# **Setup**
 
Reset the Python environment to clear it of any previously loaded variables, functions, or libraries. Then, import the libraries needed to complete the code Professor Melnikov presented in the video.

In [None]:
%reset -f
from IPython.core.interactiveshell import InteractiveShell as IS
IS.ast_node_interactivity = "all"    # allows multiple outputs from a cell

<hr style="border-top: 2px solid #606366; background: transparent;">

# **Review**

<span style="color:black">In this notebook, you will rebuild the previous logistic regression model that uses the cosine similarity feature. The focus is on making and interpreting predictions from the model.

<span style="color:black">As before, you will load the appropriate packages and the word2vec model, `glove-wiki-gigaword-50.gz`. Note that you will use Word2Vec instead of FastText because the model loads 10x faster and is sufficient for this demostration. Define a cosine similarity function using cosine distance.

In [None]:
import pandas as pd, numpy as np, nltk, seaborn as sns, matplotlib.pyplot as plt
import plotly.express as px, plotly.graph_objects as go
from gensim.models import KeyedVectors
from sklearn.model_selection import train_test_split
from sklearn.linear_model import LogisticRegression
from scipy.spatial.distance import cosine  # a cosine distance, not similarity
CosSim = lambda x, y: 1 - cosine(x, y)     # convert distance to similarity

# Dictionary-like object. key=word (string), value=trained embedding coefficients (array of numbers)
%time wv = KeyedVectors.load_word2vec_format('glove-wiki-gigaword-50.gz')

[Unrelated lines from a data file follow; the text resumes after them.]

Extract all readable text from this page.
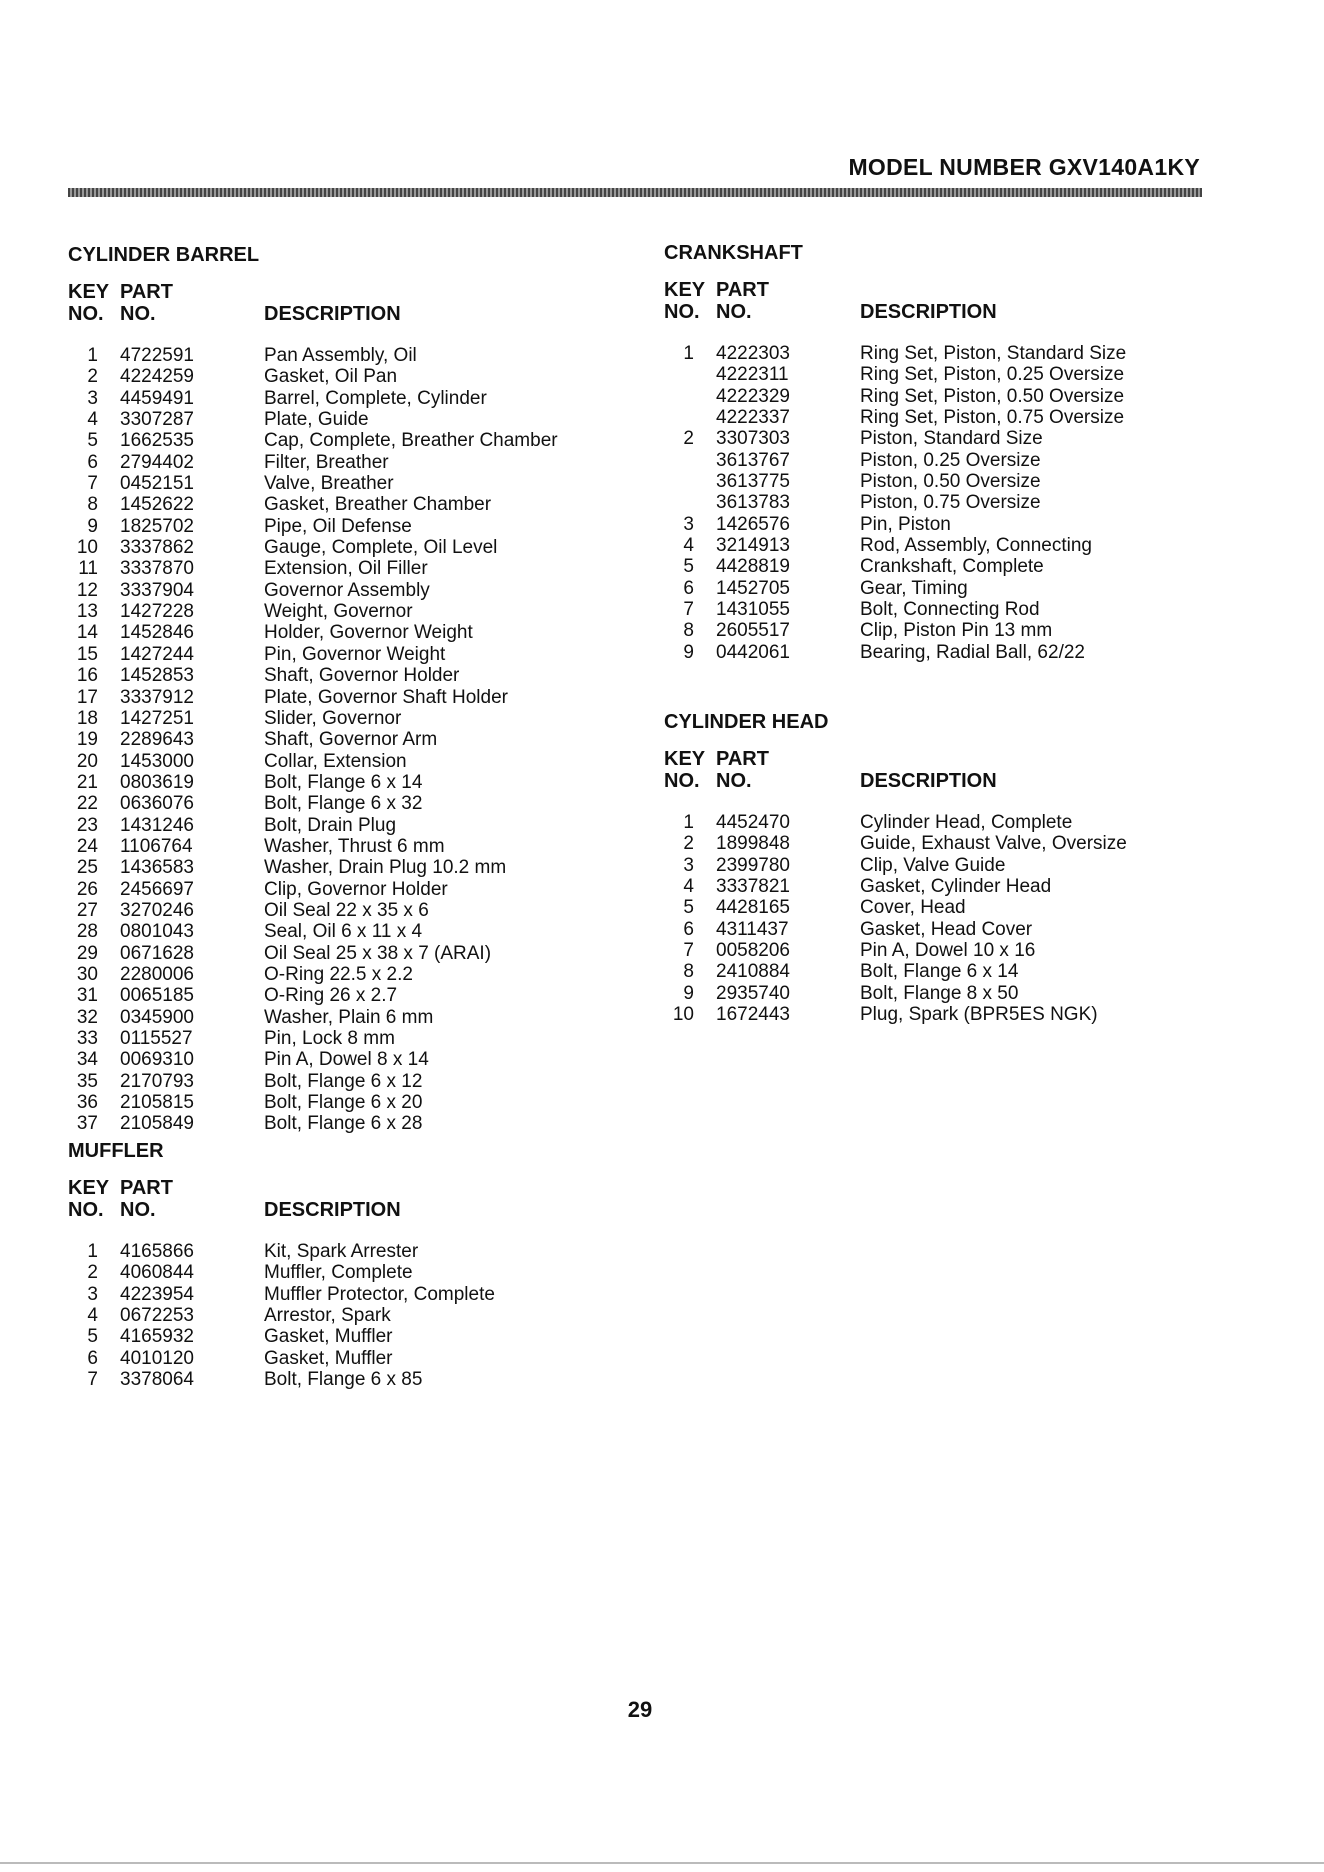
MODEL NUMBER GXV140A1KY
CYLINDER BARREL
KEY
NO.
PART
NO.	DESCRIPTION
1 4722591	Pan Assembly, Oil
2 4224259	Gasket, Oil Pan
3 4459491	Barrel, Complete, Cylinder
4 3307287	Plate, Guide
5 1662535	Cap, Complete, Breather Chamber
6 2794402	Filter, Breather
7 0452151	Valve, Breather
8 1452622	Gasket, Breather Chamber
9 1825702	Pipe, Oil Defense
10 3337862	Gauge, Complete, Oil Level
11 3337870	Extension, Oil Filler
12 3337904	Governor Assembly
13 1427228	Weight, Governor
14 1452846	Holder, Governor Weight
15 1427244	Pin, Governor Weight
16 1452853	Shaft, Governor Holder
17 3337912	Plate, Governor Shaft Holder
18 1427251	Slider, Governor
19 2289643	Shaft, Governor Arm
20 1453000	Collar, Extension
21 0803619	Bolt, Flange 6 x 14
22 0636076	Bolt, Flange 6 x 32
23 1431246	Bolt, Drain Plug
24 1106764	Washer, Thrust 6 mm
25 1436583	Washer, Drain Plug 10.2 mm
26 2456697	Clip, Governor Holder
27 3270246	Oil Seal 22 x 35 x 6
28 0801043	Seal, Oil 6 x 11 x 4
29 0671628	Oil Seal 25 x 38 x 7 (ARAI)
30 2280006	O-Ring 22.5 x 2.2
31 0065185	O-Ring 26 x 2.7
32 0345900	Washer, Plain 6 mm
33 0115527	Pin, Lock 8 mm
34 0069310	Pin A, Dowel 8 x 14
35 2170793	Bolt, Flange 6 x 12
36 2105815	Bolt, Flange 6 x 20
37 2105849	Bolt, Flange 6 x 28
MUFFLER
KEY
NO.
PART
NO.	DESCRIPTION
1 4165866	Kit, Spark Arrester
2 4060844	Muffler, Complete
3 4223954	Muffler Protector, Complete
4 0672253	Arrestor, Spark
5 4165932	Gasket, Muffler
6 4010120	Gasket, Muffler
7 3378064	Bolt, Flange 6 x 85
CRANKSHAFT
KEY
NO.
PART
NO.	DESCRIPTION
1 4222303	Ring Set, Piston, Standard Size
4222311	Ring Set, Piston, 0.25 Oversize
4222329	Ring Set, Piston, 0.50 Oversize
4222337	Ring Set, Piston, 0.75 Oversize
2 3307303	Piston, Standard Size
3613767	Piston, 0.25 Oversize
3613775	Piston, 0.50 Oversize
3613783	Piston, 0.75 Oversize
3 1426576	Pin, Piston
4 3214913	Rod, Assembly, Connecting
5 4428819	Crankshaft, Complete
6 1452705	Gear, Timing
7 1431055	Bolt, Connecting Rod
8 2605517	Clip, Piston Pin 13 mm
9 0442061	Bearing, Radial Ball, 62/22
CYLINDER HEAD
KEY
NO.
PART
NO.	DESCRIPTION
1 4452470	Cylinder Head, Complete
2 1899848	Guide, Exhaust Valve, Oversize
3 2399780	Clip, Valve Guide
4 3337821	Gasket, Cylinder Head
5 4428165	Cover, Head
6 4311437	Gasket, Head Cover
7 0058206	Pin A, Dowel 10 x 16
8 2410884	Bolt, Flange 6 x 14
9 2935740	Bolt, Flange 8 x 50
10 1672443	Plug, Spark (BPR5ES NGK)
29
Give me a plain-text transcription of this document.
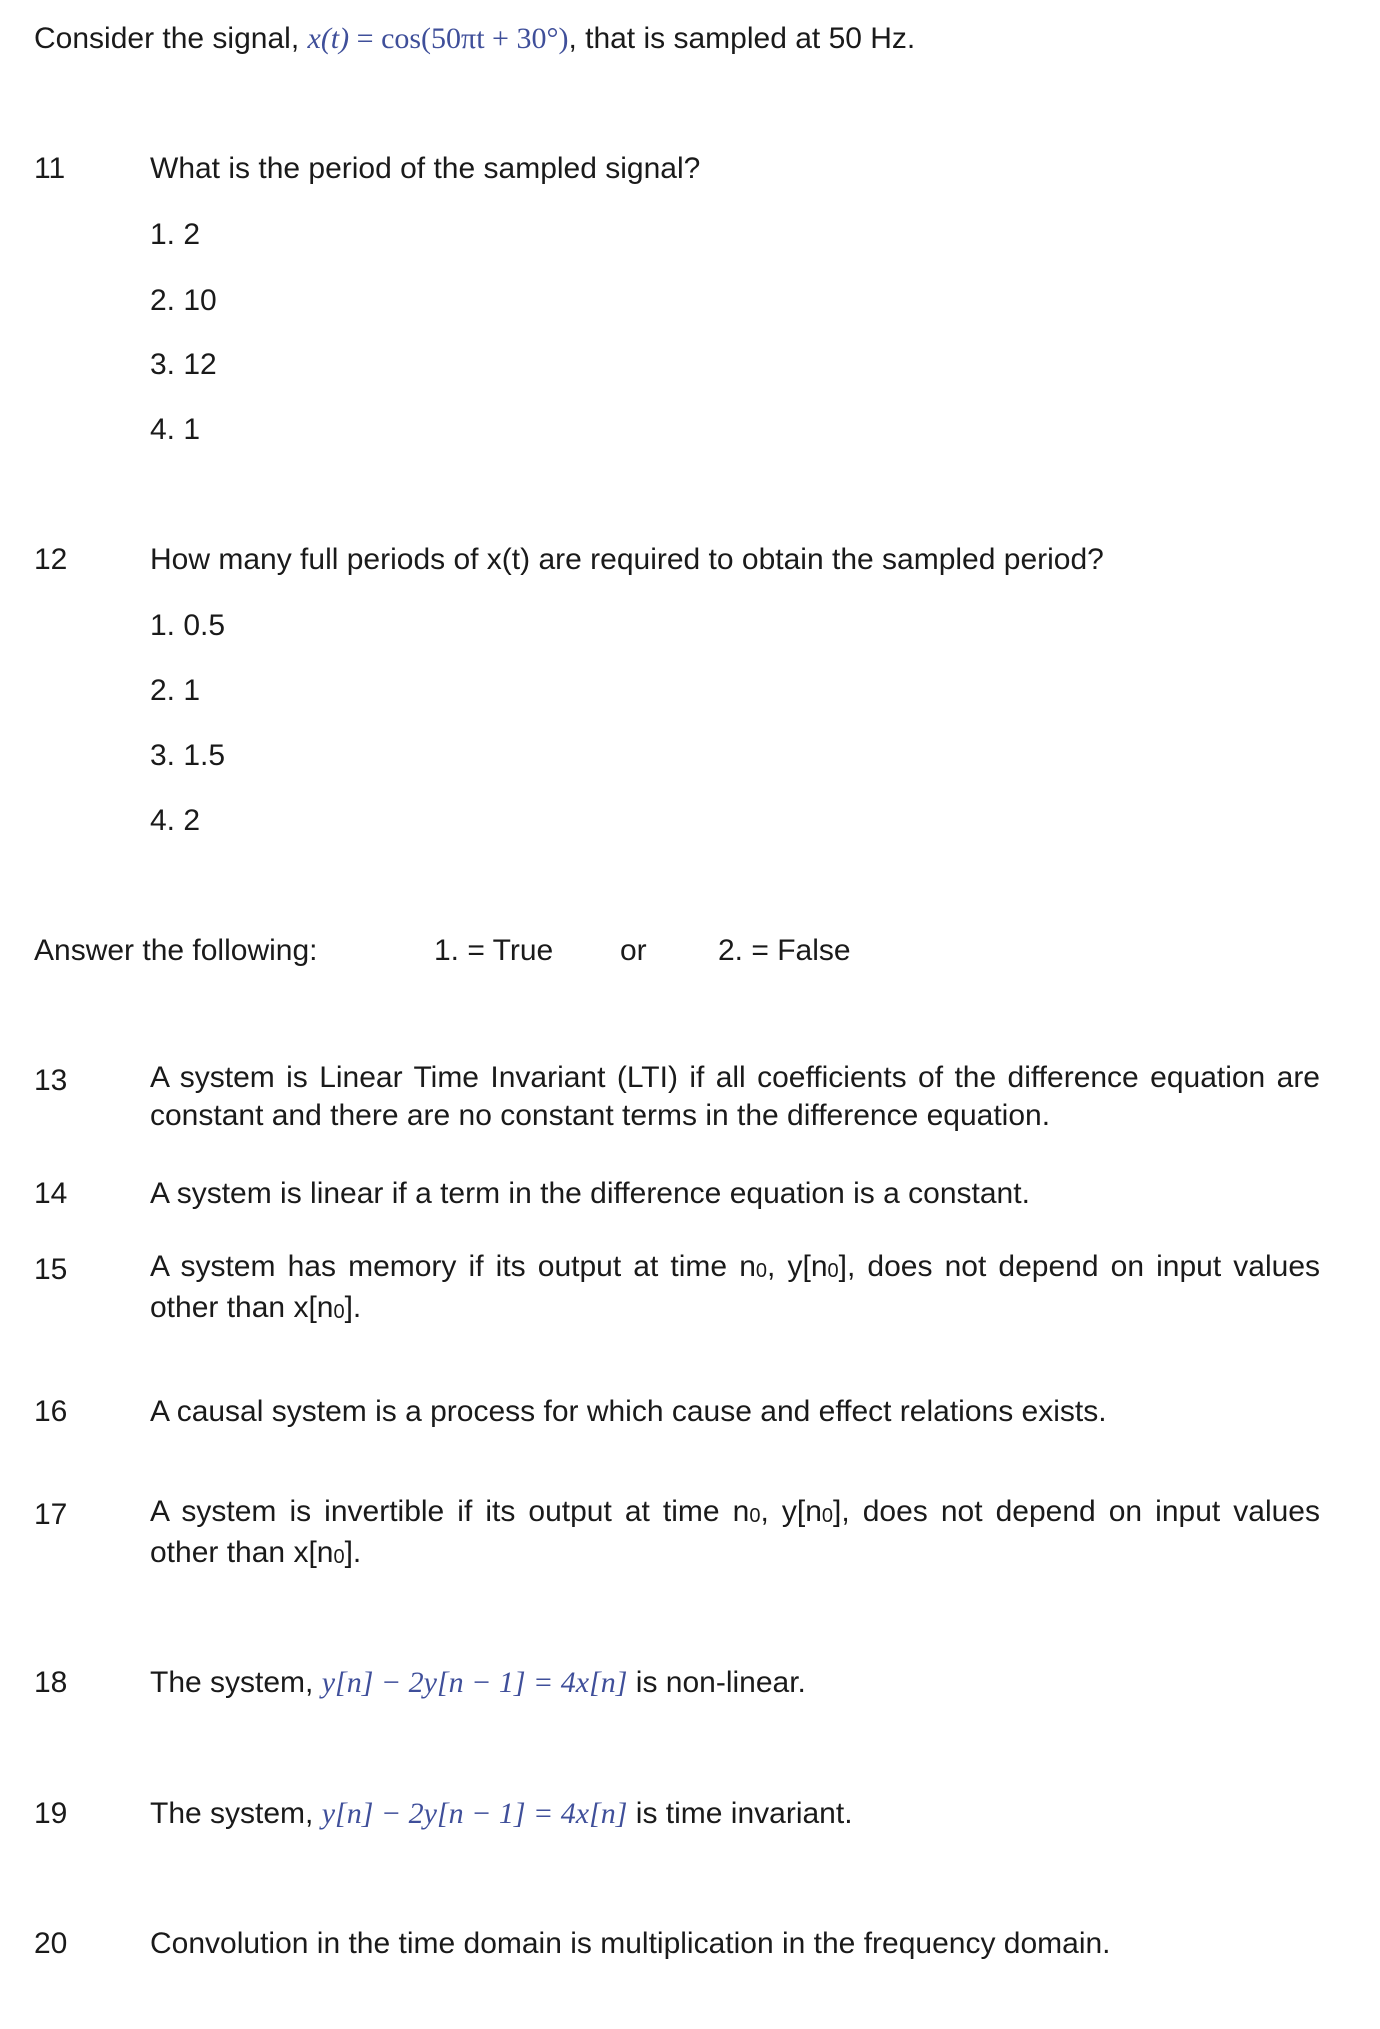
Consider the signal, x(t) = cos(50πt + 30°), that is sampled at 50 Hz.
11	What is the period of the sampled signal?
1. 2
2. 10
3. 12
4. 1
12	How many full periods of x(t) are required to obtain the sampled period?
1. 0.5
2. 1
3. 1.5
4. 2
Answer the following:	1. = True or 2. = False
13	A system is Linear Time Invariant (LTI) if all coefficients of the difference equation are constant and there are no constant terms in the difference equation.
14	A system is linear if a term in the difference equation is a constant.
15	A system has memory if its output at time n0, y[n0], does not depend on input values other than x[n0].
16	A causal system is a process for which cause and effect relations exists.
17	A system is invertible if its output at time n0, y[n0], does not depend on input values other than x[n0].
18	The system, y[n] − 2y[n − 1] = 4x[n] is non-linear.
19	The system, y[n] − 2y[n − 1] = 4x[n] is time invariant.
20	Convolution in the time domain is multiplication in the frequency domain.
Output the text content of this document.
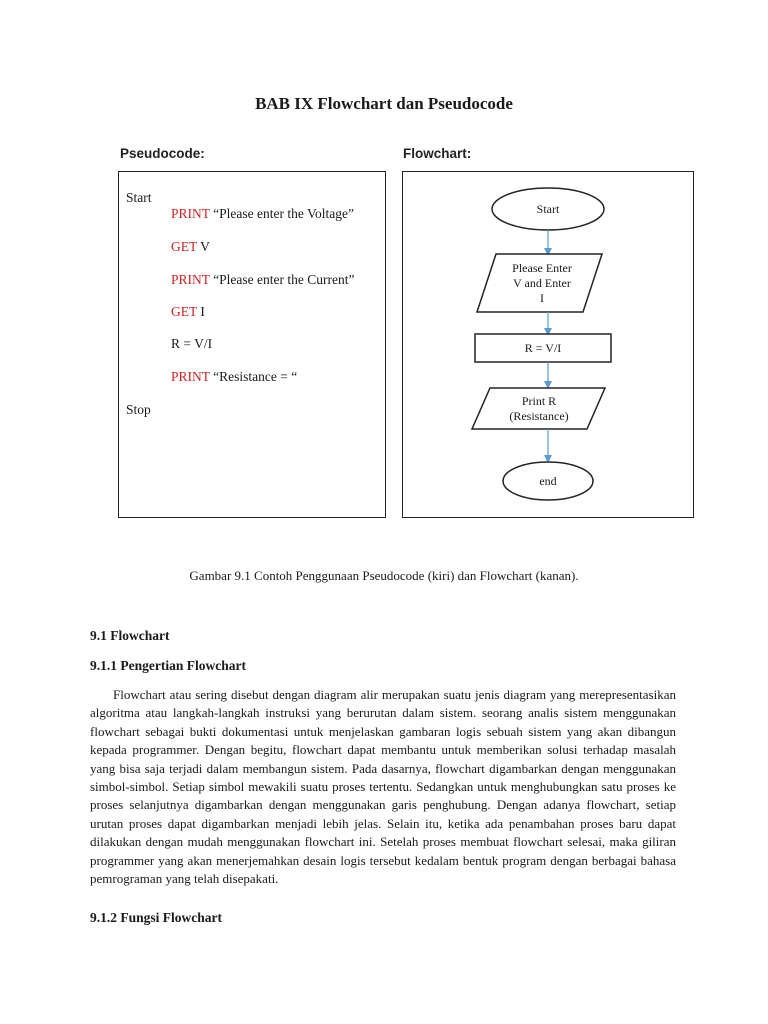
BAB IX Flowchart dan Pseudocode
Pseudocode:	Flowchart:
Start
PRINT “Please enter the Voltage”
GET V
PRINT “Please enter the Current”
GET I
R = V/I
PRINT “Resistance = “
Stop
Start
Please Enter
V and Enter
I
R = V/I
Print R
(Resistance)
end
Gambar 9.1 Contoh Penggunaan Pseudocode (kiri) dan Flowchart (kanan).
9.1 Flowchart
9.1.1 Pengertian Flowchart
Flowchart atau sering disebut dengan diagram alir merupakan suatu jenis diagram yang merepresentasikan algoritma atau langkah-langkah instruksi yang berurutan dalam sistem. seorang analis sistem menggunakan flowchart sebagai bukti dokumentasi untuk menjelaskan gambaran logis sebuah sistem yang akan dibangun kepada programmer. Dengan begitu, flowchart dapat membantu untuk memberikan solusi terhadap masalah yang bisa saja terjadi dalam membangun sistem. Pada dasarnya, flowchart digambarkan dengan menggunakan simbol-simbol. Setiap simbol mewakili suatu proses tertentu. Sedangkan untuk menghubungkan satu proses ke proses selanjutnya digambarkan dengan menggunakan garis penghubung. Dengan adanya flowchart, setiap urutan proses dapat digambarkan menjadi lebih jelas. Selain itu, ketika ada penambahan proses baru dapat dilakukan dengan mudah menggunakan flowchart ini. Setelah proses membuat flowchart selesai, maka giliran programmer yang akan menerjemahkan desain logis tersebut kedalam bentuk program dengan berbagai bahasa pemrograman yang telah disepakati.
9.1.2 Fungsi Flowchart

## **Balanced Classification Problem**

Begin by loading the male and female names into lists, and drop names that are not found in word2vec. This downsamples the majority class, i.e. the class with a larger count of observations (or names). A procedure that results in equal count of observations from each class produces a **balanced classification problem**, where the observations from two classes are equally likely (without any information from the predictors). Thus, an accuracy that is higher than 50% indicates that the model performs better than random chance.

In [None]:
_ = nltk.download(['names'], quiet=True)
LsM = [name.strip().lower() for name in nltk.corpus.names.words('male.txt')]
LsF = [name.strip().lower() for name in nltk.corpus.names.words('female.txt')]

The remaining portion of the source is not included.